At the newly relocated Treasure Island Music Festival on Saturday, Santigold thrashed to “L.E.S. Artistes” and swayed to the reggae rhythm of “Run the Road” wearing a red cape covered in money, plastic water bottles and green moss. With its eccentric and eco-conscious attire (“money and plastic are ruining the environment” was the message I got) and textured, pastel-hued set design, Santigold’s performance looked and felt like something out of a ’90s Nickelodeon show—and it was glorious.
Her set wasn’t exactly PG, though—during her dancehall bop “Coo Coo Coo,” a dis to men who catcall women, a cartoon pig with six-pack abs and exposed genitals appeared on screen.
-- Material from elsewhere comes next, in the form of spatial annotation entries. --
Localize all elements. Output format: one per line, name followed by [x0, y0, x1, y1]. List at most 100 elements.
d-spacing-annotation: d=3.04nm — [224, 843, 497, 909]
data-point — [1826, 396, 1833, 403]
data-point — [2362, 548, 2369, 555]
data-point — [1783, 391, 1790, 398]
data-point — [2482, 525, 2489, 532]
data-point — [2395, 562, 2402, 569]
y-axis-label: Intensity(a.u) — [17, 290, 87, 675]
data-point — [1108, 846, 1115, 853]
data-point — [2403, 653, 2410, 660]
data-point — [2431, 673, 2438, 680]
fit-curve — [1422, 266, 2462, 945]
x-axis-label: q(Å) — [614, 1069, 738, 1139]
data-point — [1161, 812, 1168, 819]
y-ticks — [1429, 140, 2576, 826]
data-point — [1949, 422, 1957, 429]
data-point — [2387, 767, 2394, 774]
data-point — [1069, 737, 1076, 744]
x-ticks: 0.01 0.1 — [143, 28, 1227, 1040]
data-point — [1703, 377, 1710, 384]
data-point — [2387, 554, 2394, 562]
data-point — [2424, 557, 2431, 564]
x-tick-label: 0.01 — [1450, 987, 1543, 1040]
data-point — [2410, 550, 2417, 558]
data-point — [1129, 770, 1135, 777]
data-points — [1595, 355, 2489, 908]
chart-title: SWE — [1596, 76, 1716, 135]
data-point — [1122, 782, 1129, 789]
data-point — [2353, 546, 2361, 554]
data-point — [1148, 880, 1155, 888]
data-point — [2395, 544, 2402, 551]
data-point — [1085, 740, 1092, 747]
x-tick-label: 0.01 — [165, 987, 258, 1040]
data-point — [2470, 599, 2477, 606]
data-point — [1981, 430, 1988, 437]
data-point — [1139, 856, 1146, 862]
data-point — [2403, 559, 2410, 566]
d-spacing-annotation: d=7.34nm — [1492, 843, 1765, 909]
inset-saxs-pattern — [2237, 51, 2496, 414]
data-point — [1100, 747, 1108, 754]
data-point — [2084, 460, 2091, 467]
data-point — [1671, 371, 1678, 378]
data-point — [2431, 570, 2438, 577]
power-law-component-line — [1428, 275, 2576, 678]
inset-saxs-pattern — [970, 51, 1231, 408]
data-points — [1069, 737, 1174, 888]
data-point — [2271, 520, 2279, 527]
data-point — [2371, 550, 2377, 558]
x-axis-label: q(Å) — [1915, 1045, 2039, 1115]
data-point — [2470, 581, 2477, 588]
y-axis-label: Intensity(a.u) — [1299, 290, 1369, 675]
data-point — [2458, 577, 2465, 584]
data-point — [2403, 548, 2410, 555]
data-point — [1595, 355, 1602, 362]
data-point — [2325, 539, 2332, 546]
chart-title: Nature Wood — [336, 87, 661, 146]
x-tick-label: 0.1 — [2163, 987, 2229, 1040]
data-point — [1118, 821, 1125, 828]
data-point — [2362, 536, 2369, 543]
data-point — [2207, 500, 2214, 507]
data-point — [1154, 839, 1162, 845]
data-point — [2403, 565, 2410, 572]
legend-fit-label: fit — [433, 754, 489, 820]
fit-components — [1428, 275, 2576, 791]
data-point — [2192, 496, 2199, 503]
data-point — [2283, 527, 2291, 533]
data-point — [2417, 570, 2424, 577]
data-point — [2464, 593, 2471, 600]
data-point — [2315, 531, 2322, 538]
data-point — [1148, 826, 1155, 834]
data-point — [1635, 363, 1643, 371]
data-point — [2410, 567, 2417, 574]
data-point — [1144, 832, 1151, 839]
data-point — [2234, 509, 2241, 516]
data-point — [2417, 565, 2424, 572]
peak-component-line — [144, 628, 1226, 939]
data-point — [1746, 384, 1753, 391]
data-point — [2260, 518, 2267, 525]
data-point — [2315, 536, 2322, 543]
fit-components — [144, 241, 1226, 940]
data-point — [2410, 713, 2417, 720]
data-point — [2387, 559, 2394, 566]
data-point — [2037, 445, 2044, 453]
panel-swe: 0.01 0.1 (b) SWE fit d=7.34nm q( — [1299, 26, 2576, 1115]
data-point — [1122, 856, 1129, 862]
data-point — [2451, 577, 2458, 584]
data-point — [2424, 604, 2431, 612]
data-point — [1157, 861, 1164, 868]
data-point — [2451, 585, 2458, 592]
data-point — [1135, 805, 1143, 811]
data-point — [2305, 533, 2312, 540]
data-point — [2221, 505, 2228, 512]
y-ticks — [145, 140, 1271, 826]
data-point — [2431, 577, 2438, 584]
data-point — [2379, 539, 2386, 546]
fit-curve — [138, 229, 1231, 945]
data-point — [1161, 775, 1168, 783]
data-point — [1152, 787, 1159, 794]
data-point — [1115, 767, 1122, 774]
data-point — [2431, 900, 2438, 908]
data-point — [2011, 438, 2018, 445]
The audience was clearly there for it: dozens of girls in Vans and tube tops stampeded to the front of the stage to join the singer for her electro-punk anthem “Creator,” about making one’s own rules.
Santigold’s out-there set was a climactic point of this year’s TIMF, which returned this year after a hiatus in 2017. Though it retains the Treasure Island name, the festival now takes place in Oakland’s Middle Harbor Shoreline Park due to ongoing construction on the actual Treasure Island.
The misnomer might be a little awkward, but the abundance of eclectic talent, warm weather and sweeping views of the San Francisco skyline made the festival’s growing pains easy to forget. Treasure Island was a little more bare this year—no Ferris wheel or silent disco—which kept the focus on the music.
Still, after Saturday’s colorful and eclectic lineup, the energy waned a bit on Sunday, which leaned toward indie rock. With the new location, Treasure Island could have also benefitted from a new approach to genres. The festival’s dichotomous schedule, with electronic music on the first day and rock on the second, is an institution that dates back to the festival’s beginnings in the late 2000s, when the prevalent hipster aesthetics were bloghouse electro and indie rock. But at this point, the separation between genres feels arcane and unnecessary, especially as Saturday grows more varied with additional hip-hop, pop and electronic subgenres each year and Sunday stays essentially the same.